Microsoft?


Originally Published:  September 2008

This week’s Spot is about Microsoft and making sense of their recent, publicity generating teaser campaign with Jerry Seinfeld and Bill Gates. After years of being the ‘PC guy’ on Apple’s ads and their disappointing $500 million Vista communications launch (part of Microsoft’s largest revenue generator – Windows) Microsoft have decided its time to accept defeat. This move is rare in the information technology market and more so for a leader to admit to how the public actually perceive them. The question for this issue is: Will this work (and what can we learn from this)?

The game has changed since Apple launched its Mac vs. PC ads two years ago, when it was a David and Goliath story. With less than half of Microsoft’s nearly $1billion budget, Apple managed to rebrand Microsoft as ‘a kind of self-conscious and self-absorbed nerd that is out of touch with the normal lives and needs of its users’. With no retort from Microsoft, Apple has made this a Goliath vs. Goliath issue, where they are just as bad as one another, until now. Microsoft is about to make it worse for Apple (and hopefully turn the whole situation around) by embracing the image that was assigned to them through the characters of Bill Gates and Jerry Seinfeld (others to follow).

Microsoft’s accepting direction is not just prevalent in its communications but is it part of a broader strategy. For example, they are training and creating ‘Window’s Gurus’, similar to ‘Mac Genius’’, in Best Buy dealer outlets in the US; a move almost mocking Apple and putting them in an uncomfortable position. They have reinvented their Vista website making it more usable, created an area where users can upload photos they have taken whilst using their PC’s, and ads through which you can email Bill Gates directly to talk. This shake up is important to watch and learn from, as Microsoft show how a market leader can turn around their image by accepting how they are perceived (not challenging it).

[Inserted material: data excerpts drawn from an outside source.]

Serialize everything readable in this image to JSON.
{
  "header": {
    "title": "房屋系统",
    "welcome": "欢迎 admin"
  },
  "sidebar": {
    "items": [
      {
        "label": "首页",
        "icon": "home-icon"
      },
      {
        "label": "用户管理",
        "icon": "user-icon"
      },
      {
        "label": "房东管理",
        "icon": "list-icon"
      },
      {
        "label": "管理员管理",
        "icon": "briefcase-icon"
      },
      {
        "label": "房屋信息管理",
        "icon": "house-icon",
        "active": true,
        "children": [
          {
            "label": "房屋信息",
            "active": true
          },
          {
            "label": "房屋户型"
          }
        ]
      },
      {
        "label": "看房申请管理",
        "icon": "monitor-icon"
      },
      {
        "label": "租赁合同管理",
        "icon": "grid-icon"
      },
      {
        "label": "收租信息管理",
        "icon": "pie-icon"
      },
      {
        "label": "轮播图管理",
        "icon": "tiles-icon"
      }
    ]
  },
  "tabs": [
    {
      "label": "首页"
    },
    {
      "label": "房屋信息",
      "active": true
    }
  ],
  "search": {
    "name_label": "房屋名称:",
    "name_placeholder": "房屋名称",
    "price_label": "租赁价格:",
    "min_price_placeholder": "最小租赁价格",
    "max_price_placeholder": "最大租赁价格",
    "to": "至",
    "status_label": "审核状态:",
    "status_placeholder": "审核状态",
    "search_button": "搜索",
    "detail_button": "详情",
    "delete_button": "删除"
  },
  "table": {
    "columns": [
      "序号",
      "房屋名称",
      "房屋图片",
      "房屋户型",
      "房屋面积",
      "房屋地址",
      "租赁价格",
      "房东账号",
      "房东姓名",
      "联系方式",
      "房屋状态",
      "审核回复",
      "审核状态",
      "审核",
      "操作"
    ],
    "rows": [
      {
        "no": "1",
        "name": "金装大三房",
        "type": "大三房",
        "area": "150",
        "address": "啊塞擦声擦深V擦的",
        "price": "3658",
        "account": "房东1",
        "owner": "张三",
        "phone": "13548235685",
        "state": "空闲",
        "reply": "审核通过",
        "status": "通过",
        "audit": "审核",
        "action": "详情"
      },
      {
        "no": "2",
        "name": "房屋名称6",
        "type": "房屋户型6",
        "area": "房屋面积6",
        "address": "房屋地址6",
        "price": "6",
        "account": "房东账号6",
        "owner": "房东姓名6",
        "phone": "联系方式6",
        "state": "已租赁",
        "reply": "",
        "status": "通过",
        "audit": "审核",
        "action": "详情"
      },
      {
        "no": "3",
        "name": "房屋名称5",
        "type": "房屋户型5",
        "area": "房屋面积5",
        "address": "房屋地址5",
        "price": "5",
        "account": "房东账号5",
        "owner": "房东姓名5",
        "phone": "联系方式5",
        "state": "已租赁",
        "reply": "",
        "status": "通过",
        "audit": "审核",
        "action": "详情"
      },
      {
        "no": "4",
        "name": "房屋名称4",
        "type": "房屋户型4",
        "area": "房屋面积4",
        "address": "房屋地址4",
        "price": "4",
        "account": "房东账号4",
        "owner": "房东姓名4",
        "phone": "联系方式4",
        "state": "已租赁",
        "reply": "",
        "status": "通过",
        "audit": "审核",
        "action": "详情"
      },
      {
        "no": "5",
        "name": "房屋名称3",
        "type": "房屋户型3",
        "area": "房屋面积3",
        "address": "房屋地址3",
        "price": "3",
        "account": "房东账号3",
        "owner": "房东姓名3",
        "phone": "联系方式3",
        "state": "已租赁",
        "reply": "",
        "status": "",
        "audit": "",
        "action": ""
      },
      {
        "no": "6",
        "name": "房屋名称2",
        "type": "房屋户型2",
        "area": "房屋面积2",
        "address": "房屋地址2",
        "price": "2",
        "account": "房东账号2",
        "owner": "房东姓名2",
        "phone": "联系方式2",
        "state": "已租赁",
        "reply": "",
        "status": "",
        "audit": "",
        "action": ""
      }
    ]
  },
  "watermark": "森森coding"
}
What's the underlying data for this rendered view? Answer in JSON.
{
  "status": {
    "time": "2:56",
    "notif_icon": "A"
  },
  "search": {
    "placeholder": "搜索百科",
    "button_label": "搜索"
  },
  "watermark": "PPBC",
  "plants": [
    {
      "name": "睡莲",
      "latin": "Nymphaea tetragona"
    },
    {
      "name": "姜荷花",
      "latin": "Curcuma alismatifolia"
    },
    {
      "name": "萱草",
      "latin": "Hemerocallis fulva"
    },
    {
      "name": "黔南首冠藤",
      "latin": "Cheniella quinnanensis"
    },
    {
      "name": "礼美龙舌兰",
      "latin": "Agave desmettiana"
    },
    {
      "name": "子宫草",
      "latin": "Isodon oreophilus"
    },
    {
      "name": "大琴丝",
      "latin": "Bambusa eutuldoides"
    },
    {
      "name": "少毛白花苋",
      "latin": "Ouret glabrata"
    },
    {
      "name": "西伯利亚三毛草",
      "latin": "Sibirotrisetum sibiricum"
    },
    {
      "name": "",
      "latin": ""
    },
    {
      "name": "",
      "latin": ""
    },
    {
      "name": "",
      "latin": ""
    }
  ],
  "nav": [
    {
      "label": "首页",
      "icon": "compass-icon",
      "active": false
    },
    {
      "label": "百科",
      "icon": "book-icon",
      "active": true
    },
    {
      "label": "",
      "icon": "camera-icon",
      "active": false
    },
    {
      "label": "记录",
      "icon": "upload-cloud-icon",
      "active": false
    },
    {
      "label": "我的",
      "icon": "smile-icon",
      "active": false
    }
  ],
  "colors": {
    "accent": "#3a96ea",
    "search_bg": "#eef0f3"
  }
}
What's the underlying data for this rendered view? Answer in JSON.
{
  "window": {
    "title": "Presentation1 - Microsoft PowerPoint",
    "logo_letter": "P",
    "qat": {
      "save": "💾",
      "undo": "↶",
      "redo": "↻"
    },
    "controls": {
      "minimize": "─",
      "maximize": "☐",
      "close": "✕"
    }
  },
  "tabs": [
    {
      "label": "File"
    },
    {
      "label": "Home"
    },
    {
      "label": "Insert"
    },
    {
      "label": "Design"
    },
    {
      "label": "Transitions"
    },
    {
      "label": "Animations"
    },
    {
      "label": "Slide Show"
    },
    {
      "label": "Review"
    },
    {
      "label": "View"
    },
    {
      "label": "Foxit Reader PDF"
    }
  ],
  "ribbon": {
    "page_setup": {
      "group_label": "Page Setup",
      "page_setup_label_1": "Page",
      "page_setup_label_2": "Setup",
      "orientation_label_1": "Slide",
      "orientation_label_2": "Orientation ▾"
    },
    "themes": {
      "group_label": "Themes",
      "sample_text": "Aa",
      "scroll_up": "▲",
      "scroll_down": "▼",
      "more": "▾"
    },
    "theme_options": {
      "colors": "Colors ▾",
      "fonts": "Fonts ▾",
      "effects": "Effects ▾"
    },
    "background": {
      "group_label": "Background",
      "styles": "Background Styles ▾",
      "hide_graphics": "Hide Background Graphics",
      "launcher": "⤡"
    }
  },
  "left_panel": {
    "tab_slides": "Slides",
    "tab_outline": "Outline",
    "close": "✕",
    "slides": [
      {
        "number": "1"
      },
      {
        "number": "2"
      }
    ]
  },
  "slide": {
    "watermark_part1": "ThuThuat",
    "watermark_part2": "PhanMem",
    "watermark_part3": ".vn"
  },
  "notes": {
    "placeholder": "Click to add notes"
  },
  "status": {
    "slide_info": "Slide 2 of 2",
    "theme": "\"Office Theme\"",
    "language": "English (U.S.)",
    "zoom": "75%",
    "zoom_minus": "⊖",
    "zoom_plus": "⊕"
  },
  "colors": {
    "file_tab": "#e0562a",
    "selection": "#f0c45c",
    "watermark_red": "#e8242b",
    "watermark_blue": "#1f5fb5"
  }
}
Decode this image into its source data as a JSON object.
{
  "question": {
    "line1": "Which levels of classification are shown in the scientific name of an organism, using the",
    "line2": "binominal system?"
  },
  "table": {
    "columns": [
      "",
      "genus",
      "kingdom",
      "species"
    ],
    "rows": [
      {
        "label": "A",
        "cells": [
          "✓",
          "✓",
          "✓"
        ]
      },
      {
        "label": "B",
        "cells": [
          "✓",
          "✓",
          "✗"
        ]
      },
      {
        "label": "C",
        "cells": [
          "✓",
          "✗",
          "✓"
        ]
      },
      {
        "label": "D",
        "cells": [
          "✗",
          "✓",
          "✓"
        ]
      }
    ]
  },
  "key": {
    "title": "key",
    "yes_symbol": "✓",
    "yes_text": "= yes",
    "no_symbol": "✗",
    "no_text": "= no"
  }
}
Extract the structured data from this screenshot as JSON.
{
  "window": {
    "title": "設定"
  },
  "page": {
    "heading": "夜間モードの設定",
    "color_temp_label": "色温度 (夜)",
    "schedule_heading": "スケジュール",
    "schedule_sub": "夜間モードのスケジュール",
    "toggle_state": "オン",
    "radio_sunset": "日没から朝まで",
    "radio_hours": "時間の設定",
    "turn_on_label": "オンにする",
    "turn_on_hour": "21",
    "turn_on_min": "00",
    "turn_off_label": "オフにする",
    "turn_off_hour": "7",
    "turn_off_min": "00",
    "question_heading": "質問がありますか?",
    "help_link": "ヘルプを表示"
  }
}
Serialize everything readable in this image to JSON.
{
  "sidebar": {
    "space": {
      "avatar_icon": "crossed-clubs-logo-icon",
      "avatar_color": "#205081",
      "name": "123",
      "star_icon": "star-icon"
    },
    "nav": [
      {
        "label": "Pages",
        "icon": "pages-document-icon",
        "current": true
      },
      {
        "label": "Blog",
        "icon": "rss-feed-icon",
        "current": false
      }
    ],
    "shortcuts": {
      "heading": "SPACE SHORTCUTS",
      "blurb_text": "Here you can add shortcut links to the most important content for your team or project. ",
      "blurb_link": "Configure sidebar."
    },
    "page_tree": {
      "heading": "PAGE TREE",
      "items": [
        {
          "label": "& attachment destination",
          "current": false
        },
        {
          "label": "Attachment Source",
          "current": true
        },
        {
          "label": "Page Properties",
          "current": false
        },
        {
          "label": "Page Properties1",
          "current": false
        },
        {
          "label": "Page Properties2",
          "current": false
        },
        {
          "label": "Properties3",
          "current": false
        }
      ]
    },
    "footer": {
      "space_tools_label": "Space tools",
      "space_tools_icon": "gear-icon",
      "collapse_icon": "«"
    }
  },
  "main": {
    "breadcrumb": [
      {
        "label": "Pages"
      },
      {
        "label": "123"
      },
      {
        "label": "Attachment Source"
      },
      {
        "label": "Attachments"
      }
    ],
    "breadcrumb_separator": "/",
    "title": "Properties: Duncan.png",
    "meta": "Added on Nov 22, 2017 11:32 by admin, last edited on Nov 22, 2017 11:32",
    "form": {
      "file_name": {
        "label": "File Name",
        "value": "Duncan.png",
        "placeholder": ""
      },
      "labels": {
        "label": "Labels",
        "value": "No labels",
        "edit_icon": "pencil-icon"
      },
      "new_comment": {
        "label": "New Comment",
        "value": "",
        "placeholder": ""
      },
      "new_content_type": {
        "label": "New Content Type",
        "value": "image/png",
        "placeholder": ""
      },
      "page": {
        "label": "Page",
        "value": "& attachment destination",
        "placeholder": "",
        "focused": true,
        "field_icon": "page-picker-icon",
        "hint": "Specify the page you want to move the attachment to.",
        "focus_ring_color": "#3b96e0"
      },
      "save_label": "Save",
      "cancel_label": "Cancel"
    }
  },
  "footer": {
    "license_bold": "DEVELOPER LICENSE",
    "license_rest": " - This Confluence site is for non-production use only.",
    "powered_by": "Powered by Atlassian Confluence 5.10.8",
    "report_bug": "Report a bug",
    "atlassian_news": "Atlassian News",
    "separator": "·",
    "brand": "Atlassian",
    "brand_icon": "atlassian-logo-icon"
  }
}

What can be learnt from this?

Basically, you don’t always have to challenge perceptions to win over the market. If a company starts by accepting what their consumers think about them (good or bad) and work to empathize and accept this they will automatically be in a more credible position.

Centralizing for Customer Service

Originally Published:  July 2008

Even though it may seem counter-intuitive the question must be asked: Is decentralization right for a service-oriented business? Orange’s new business strategy in the UK provides an interesting case

Orange is breaking many of the rules established over the last few years by the Telco industry. Under the guidance of their new CEO Tom Alexander, Orange are centralizing their operations in an effort to become more consumer-centric. As part of this restructure, Orange are closing their Indian call centre and re-locating their customer service operations back to the UK, as well as opening 60 new retail stores. This may come as a surprise as it has become common practice to decentralize (in this case outsource) as a means of reducing costs, something which is particularly important in an era of greater accountability.

There is often a fine line between keeping the customer happy and a business operating profitably. The move to decentralize business operations embodies this thought. However, these two competing demands – customer satisfaction and profitability – should not be viewed in isolation, especially when one considers that the longer a customer is with your business the more profitable they are. Customer service therefore is key to profitability, cutting costs here may prove a false economy.

The UK market is similar to Australia, reaching saturation, therefore it makes sense to look after existing customers. When one focuses business costs on acquisition and cuts costs on retention the result is often increased churn; but by investing in a service offering (such as a domestic call centre) not only does one support the most profitable customers, but acquisition through word-of-mouth and during new product launches is enhanced.

Being firmly focused on the long term and the future value of their customers Orange see the cost of moving their call centers to the UK as necessary to the future success of the business.